Bayesian learning for accurate and robust biomolecular force fields
Vojtech Kostal, Brennon L. Shanks, Pavel Jungwirth, Hector Martinez-Seara
TL;DR
The paper tackles the challenge of parameterizing biomolecular force fields with quantified uncertainty by introducing a Bayesian framework that learns partial charges from ab initio MD data in explicit solvent. It couples this with a computationally efficient Local Gaussian Process surrogate to enable likelihood evaluation during Bayesian inference, enabling robust, transferable parameter estimates across diverse molecular fragments. The authors demonstrate improved agreement with high-level references and experimental observables, achieving subpercent accuracy for densities and reasonable accuracy for solvation and binding properties, while providing a principled uncertainty quantification through posterior distributions.

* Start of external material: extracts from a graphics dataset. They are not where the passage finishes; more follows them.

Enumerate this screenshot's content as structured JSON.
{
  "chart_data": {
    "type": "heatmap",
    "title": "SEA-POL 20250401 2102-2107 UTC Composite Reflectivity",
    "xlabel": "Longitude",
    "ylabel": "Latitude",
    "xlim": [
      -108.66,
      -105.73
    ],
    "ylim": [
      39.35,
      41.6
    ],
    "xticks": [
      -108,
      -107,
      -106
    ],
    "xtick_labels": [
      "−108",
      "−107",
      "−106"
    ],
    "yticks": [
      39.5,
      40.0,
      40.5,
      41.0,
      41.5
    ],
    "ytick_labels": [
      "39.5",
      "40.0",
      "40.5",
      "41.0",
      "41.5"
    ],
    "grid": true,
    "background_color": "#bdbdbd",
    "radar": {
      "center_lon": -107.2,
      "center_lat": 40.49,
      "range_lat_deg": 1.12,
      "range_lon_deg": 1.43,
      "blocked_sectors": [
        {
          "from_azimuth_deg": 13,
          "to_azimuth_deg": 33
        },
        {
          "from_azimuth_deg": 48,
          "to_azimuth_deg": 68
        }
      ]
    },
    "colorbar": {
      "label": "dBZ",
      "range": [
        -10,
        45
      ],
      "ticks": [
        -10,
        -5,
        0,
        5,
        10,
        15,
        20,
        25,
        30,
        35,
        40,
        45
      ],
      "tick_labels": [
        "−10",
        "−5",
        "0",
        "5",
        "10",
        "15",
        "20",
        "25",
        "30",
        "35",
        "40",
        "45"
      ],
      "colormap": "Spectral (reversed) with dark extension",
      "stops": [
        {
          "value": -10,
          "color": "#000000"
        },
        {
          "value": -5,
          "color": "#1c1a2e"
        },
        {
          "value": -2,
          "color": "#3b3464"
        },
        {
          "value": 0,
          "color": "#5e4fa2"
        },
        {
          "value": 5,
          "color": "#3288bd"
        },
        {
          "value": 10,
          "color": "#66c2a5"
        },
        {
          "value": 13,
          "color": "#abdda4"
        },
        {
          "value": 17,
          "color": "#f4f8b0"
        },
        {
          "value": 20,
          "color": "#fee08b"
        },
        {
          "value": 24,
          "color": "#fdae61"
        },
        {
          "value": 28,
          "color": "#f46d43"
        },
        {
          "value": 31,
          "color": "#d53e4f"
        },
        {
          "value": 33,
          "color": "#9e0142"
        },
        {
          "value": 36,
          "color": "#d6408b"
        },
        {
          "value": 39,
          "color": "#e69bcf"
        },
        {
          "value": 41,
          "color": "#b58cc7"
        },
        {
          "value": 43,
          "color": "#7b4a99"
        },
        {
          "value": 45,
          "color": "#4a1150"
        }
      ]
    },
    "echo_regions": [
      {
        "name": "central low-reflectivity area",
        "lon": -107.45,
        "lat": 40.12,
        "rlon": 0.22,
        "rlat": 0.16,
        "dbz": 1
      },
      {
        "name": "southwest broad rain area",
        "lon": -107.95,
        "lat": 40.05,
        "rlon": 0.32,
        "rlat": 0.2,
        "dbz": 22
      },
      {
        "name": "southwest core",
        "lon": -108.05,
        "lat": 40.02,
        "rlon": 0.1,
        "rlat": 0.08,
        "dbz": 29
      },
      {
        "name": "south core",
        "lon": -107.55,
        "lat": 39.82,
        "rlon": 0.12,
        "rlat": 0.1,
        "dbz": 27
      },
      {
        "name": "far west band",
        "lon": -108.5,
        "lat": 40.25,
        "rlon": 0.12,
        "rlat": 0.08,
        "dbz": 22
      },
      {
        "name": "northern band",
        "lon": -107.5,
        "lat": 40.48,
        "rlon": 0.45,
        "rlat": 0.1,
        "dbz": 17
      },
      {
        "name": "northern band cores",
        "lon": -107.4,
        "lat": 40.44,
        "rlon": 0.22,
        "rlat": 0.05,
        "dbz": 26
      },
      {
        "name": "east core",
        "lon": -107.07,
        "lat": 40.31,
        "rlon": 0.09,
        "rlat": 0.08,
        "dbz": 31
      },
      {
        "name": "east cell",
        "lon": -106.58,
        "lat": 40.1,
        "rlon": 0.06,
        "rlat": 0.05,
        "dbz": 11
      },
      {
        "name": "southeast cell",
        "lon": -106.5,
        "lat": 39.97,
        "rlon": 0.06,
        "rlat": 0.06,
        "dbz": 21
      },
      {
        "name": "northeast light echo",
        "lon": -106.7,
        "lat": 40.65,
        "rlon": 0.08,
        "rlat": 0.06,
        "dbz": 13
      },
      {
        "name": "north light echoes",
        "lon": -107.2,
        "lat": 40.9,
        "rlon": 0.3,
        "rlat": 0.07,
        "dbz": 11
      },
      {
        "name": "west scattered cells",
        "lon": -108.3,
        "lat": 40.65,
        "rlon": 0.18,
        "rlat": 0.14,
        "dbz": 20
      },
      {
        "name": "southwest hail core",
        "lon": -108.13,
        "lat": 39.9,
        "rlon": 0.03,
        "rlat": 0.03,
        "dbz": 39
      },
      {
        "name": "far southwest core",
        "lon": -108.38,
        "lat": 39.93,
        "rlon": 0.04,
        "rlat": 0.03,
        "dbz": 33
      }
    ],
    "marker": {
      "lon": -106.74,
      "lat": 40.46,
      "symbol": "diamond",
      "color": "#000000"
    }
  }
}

They further validate transferability by applying fragment-derived charges to a calcium-binding problem in cardiac troponin C, showing close alignment with experimental binding free energies and highlighting the method’s potential to bridge electronic-structure accuracy with classical-scale simulations. The approach is positioned as a general, open framework for uncertainty-aware force-field development that can integrate diverse data sources and scale with advances in GPU-accelerated inference, although challenges remain for very high-dimensional parameter spaces and representative training data.
Abstract
Molecular dynamics is a valuable tool to probe biological processes at the atomistic level - a resolution often elusive to experiments. However, the credibility of molecular models is limited by the accuracy of the underlying force field, which is often parametrized relying on ad hoc assumptions. To address this gap, we present a Bayesian framework for learning physically grounded parameters directly from ab initio molecular dynamics data. By representing both model parameters and data probabilistically, the framework yields interpretable, statistically rigorous models in which uncertainty and transferability emerge naturally from the learning process. This approach provides a transparent, data-driven foundation for developing predictive molecular models and enhances confidence in computational descriptions of biophysical systems. We demonstrate the method using 18 biologically relevant molecular fragments that capture key motifs in proteins, nucleic acids, and lipids, and, as a proof of concept, apply it to calcium binding to troponin - a central event in cardiac regulation.